Un mot récent pour un déséquilibre ancien

Le terme overtourism apparaît dans la presse spécialisée du voyage au milieu des années 2010, quand plusieurs villes européennes commencent à manifester contre leur propre attractivité. Le français l’a traduit par surtourisme, parfois par surfréquentation. Le mot est neuf, le déséquilibre beaucoup moins : Venise débat de sa fréquentation depuis des décennies.

Les chiffres mondiaux entretiennent la confusion. ONU Tourisme a recensé 1,4 milliard d’arrivées internationales en 2024, soit 11 % de plus qu’en 2023 et la quasi-totalité du niveau d’avant la pandémie. Ce total ne dit rien de ce qui se joue à l’échelle d’un quai, d’un sentier ou d’une place de village. La saturation est une affaire locale, horaire, saisonnière.

Deux destinations peuvent accueillir le même nombre de personnes et vivre des situations opposées. Tout dépend de la surface disponible, du calendrier des arrivées et de la capacité des réseaux à encaisser un pic court.

Le vocabulaire du conflit a suivi. La tourismophobie désigne l’hostilité déclarée d’habitants envers les visiteurs, avec ses manifestations de rue, ses banderoles aux fenêtres et ses pistolets à eau brandis sur les terrasses barcelonaises. Le terme est piégeux : il transforme une question de logement et de services publics en affaire de caractère, et braque le projecteur sur les personnes plutôt que sur les décisions.

La capacité de charge, une notion empruntée à l’écologie

Les gestionnaires d’espaces naturels raisonnent en capacité de charge : le nombre de visiteurs qu’un milieu absorbe sans se dégrader durablement. La notion vient de la biologie des populations, elle a glissé vers le tourisme dans les années 1990. Elle pose un seuil, ce qui est son mérite. Ce seuil dépend autant des aménagements que du milieu lui-même, ce qui est sa faiblesse.

Un sentier balisé, drainé, surveillé encaisse davantage qu’un vallon nu. La capacité de charge n’est donc pas une donnée de la nature. C’est un arbitrage politique déguisé en mesure technique, et les débats sur le surtourisme portent presque toujours sur cet arbitrage.

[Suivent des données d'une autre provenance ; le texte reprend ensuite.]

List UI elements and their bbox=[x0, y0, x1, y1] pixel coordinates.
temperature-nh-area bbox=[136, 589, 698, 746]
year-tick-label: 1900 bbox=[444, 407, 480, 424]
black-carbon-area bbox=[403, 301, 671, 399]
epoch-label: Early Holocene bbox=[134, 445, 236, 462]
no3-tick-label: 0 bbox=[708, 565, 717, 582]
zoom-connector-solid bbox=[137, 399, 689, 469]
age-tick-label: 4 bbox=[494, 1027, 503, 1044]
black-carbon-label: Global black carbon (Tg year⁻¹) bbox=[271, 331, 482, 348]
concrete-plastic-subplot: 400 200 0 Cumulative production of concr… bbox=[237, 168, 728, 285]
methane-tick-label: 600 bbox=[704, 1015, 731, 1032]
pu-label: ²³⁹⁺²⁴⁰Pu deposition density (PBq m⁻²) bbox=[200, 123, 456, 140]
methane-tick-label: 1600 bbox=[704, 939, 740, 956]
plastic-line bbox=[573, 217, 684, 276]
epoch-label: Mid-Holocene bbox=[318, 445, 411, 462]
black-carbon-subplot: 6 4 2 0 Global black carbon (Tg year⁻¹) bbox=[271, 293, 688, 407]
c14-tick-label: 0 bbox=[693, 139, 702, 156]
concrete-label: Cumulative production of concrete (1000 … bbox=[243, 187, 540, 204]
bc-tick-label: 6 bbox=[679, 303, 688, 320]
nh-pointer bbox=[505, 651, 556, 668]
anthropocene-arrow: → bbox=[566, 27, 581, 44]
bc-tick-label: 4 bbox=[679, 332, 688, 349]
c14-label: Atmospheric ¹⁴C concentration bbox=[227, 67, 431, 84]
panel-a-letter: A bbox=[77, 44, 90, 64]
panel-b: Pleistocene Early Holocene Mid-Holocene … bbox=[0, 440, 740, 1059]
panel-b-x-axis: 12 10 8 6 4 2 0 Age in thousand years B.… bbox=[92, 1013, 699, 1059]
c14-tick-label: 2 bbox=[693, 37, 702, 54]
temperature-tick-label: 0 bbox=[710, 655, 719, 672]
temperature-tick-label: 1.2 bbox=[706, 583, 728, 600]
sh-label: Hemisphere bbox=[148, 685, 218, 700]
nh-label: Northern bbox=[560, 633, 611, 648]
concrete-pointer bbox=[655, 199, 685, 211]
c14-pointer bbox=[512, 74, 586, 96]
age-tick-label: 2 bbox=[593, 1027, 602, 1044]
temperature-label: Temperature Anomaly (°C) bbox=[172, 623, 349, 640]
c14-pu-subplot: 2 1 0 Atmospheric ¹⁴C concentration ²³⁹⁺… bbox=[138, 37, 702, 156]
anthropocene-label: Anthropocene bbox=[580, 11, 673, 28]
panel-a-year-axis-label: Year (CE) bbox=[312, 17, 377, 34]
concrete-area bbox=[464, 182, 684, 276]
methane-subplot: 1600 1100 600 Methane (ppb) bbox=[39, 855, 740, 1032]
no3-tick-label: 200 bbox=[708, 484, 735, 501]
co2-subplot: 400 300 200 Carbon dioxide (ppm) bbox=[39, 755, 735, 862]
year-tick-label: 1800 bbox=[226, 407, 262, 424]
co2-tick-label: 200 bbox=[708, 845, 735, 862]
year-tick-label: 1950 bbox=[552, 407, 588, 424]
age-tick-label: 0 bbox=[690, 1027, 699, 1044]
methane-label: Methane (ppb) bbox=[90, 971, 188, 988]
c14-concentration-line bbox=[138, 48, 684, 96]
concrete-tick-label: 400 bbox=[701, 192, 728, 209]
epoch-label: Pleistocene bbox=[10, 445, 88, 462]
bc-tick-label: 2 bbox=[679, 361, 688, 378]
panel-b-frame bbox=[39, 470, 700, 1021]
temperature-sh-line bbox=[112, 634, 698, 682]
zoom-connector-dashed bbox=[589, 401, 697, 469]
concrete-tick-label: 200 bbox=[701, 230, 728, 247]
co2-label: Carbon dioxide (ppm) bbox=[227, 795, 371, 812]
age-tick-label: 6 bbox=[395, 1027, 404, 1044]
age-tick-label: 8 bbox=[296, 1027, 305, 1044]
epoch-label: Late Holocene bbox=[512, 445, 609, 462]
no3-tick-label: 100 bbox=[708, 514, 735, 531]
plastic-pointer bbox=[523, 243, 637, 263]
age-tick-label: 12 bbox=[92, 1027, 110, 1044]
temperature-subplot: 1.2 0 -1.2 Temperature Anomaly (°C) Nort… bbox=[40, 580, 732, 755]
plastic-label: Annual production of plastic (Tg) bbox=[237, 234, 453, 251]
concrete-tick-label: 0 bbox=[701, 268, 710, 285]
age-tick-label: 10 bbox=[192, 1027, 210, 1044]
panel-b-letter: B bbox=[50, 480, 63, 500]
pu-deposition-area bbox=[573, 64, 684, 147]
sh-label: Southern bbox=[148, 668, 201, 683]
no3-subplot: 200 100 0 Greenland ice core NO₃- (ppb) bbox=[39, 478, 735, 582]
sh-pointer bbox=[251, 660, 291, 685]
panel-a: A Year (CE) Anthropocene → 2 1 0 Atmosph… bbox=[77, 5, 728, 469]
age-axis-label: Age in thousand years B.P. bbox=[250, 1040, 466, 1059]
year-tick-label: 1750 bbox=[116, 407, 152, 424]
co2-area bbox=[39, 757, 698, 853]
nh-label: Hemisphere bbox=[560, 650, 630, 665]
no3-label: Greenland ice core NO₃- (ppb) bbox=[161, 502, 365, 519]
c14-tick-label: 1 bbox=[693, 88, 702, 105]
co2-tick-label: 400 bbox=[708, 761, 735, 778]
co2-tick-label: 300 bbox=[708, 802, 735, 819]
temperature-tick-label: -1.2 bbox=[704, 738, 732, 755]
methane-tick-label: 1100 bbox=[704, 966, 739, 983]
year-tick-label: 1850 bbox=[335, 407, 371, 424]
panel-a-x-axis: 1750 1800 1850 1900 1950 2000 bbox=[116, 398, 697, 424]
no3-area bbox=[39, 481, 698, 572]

Ruelle étroite d’une vieille ville méditerranéenne parcourue par un flux dense de promeneurs

Le logement, premier point de bascule

Avant les foules, le tourisme de masse se lit dans les petites annonces. Un studio loué à la nuitée rapporte davantage qu’un bail annuel, le calcul est vite fait, et le parc résidentiel se vide par capillarité. Les habitants ne partent pas d’un coup. Ils ne reviennent simplement pas.

Barcelone a choisi la réponse la plus radicale d’Europe. La municipalité a annoncé en 2024 le retrait, d’ici novembre 2028, des 10 101 licences d’appartements touristiques encore actives, avec un objectif affiché : rendre ces logements au marché résidentiel. La mairie justifie la décision par une hausse des loyers d’environ 70 % en dix ans dans la ville.

La France a pris un chemin plus graduel. La loi du 19 novembre 2024 sur la régulation des meublés de tourisme élargit les pouvoirs des communes : quotas d’autorisations de changement d’usage, zones réservées à la résidence principale dans le plan local d’urbanisme, faculté d’abaisser le plafond de cent vingt jours de location annuelle d’une résidence principale. Le texte rapproche aussi la fiscalité du meublé touristique de celle de la location classique.

Résultat ? Les villes disposent d’outils réels, mais leur efficacité dépend du contrôle. Une plateforme se vérifie mal sans numéro d’enregistrement obligatoire et sans agents pour instruire les dossiers. Une bonne part du surtourisme urbain se règle dans les services municipaux, pas seulement sur les places.

Eau, déchets, commerces : ce que la pression déplace

Un réseau d’assainissement se dimensionne sur une population permanente. Une commune littorale qui décuple sa population en août fait tourner ses équipements très au-delà de leur point de conception, quelques semaines par an, pour un investissement amorti sur plusieurs décennies. Dans le paysage, cette surfréquentation estivale reste presque invisible ; elle se lit dans les budgets d’exploitation.

L’eau suit la même logique. Sur les îles méditerranéennes et les côtes sèches, le pic de consommation touristique tombe précisément au moment où la ressource est la plus basse : fin d’été, nappes au plus bas, cours d’eau réduits. Le tourisme n’est pas le seul usage en cause, l’agriculture pèse souvent davantage, mais il arrive au pire moment du calendrier.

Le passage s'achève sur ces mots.